The tree canopy credit is how newly-planted trees are counted toward a site’s canopy requirements. If a new tree isn’t fully grown, the ordinance treats it as if the tree is a certain percentage mature, for purposes of compliance, Miller told Decaturish.

City Arborist Kay Evanovich explained at the ESB meeting that the credit is based on the tree someone removed.

“Basically … if they remove a large tree, they have to plant back two large trees at 50%,” Evanovich said. “It’s based on what you removed, so they can’t take a small canopy and replace a big tree with it.”

As of now, the city does not assess a fee for loss or reduction of canopy for permitted tree removal. City staff has recommended a fee be required for reduction of community benefits for unnecessary tree removal.

“Presently under the proposed standard a canopy loss fee would be implemented for unnecessary tree removal and this would be based on the National Tree Benefit calculator which would be incorporated into our administrative standards,” Saxon said.

In addition to clarifying definitions, the most recent draft of the ordinance also clarifies the application and permitting process by listing the requirements and what the city arborist can consider when making a decision about a tree permit.

For tree removal, an applicant would be required to submit a tree removal permit, a canopy loss fee, a tree conservation plan, must have no net tree loss and must submit a land disturbance permit or building permit, if applicable, according to the proposed ordinance.

The draft also clearly states the legal standard of the ordinance which Miller said was missing from a previous draft of the amended ordinance.

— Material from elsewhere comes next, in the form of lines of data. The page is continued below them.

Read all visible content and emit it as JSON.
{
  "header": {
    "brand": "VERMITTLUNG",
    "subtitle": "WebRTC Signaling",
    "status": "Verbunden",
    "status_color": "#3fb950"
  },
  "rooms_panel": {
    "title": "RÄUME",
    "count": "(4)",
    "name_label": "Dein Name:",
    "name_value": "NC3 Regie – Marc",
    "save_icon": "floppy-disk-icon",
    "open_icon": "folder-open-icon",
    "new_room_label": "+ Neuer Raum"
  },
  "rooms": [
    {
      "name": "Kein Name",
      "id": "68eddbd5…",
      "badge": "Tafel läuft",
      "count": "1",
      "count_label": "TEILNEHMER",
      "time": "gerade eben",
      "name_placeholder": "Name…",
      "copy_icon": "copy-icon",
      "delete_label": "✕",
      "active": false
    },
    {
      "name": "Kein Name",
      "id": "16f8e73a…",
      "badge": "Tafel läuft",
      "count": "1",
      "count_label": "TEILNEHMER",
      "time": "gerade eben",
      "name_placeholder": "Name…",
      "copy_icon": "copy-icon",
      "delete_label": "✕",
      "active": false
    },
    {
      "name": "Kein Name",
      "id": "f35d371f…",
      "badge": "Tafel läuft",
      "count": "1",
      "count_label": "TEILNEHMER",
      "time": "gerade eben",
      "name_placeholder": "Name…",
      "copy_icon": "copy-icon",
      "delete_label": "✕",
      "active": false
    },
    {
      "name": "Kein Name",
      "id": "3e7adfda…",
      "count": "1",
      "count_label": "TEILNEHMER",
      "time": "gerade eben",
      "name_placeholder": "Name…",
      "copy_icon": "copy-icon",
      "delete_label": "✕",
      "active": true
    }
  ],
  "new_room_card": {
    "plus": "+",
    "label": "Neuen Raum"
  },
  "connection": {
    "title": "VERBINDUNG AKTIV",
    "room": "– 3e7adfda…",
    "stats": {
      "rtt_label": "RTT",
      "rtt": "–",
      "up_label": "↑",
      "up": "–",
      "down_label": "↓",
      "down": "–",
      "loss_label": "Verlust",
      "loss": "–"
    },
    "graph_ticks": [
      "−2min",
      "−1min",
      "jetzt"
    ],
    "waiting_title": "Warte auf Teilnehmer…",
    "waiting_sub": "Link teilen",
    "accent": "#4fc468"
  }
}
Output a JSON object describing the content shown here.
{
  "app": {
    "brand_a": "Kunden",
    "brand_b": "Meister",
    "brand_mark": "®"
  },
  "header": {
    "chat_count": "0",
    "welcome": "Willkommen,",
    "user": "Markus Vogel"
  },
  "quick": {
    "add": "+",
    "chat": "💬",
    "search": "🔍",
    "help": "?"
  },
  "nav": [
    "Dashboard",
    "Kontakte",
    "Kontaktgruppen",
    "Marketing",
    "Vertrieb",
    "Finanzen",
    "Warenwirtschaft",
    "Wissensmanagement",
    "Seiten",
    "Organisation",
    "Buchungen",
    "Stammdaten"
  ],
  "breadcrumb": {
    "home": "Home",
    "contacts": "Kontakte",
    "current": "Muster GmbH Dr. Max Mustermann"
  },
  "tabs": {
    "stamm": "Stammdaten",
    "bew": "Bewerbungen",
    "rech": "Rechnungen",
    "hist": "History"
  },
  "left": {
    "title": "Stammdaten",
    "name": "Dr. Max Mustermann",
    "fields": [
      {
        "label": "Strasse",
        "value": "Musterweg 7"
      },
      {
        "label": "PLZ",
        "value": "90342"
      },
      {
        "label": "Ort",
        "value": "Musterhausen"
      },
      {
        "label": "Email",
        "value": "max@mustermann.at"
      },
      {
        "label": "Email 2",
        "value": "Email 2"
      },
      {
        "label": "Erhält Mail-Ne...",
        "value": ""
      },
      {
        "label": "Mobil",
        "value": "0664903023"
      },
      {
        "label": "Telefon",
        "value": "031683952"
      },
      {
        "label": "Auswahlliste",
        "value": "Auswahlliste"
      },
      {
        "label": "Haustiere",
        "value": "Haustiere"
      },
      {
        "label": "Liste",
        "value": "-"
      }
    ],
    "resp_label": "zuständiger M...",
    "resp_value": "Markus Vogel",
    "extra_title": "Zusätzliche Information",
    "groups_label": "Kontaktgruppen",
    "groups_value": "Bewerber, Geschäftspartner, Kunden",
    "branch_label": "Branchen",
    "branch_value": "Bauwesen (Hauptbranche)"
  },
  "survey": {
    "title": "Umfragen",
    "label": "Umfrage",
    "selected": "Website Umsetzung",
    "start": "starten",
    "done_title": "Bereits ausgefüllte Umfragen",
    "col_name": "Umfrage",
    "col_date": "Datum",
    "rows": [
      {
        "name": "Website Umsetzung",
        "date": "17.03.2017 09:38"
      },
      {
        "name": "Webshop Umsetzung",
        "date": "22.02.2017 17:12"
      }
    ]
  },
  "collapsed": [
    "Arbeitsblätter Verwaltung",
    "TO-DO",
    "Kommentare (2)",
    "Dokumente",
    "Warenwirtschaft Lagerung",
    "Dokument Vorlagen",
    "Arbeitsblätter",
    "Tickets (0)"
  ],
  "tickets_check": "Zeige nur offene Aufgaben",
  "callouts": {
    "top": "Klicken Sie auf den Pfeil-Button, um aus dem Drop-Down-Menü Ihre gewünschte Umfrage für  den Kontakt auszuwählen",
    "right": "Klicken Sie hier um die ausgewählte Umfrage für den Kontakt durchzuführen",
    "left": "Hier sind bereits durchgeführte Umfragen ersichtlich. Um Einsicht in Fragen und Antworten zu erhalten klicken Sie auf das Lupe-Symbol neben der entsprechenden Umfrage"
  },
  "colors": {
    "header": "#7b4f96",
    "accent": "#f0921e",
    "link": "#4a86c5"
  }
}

“You have to comply with the tree ordinance is essentially the legal standard but it just wasn’t in the [proposed] ordinance before so now it actually says ‘you can’t grant a permit unless you fully comply with the applicable provisions of this ordinance,” Miller said. “It was a huge drafting gap in the last draft and having it in there really makes it enforceable and sort of coherent like a lawyer could pick it up, a judge could pick up and understand what the procedures and standards are,” Miller said.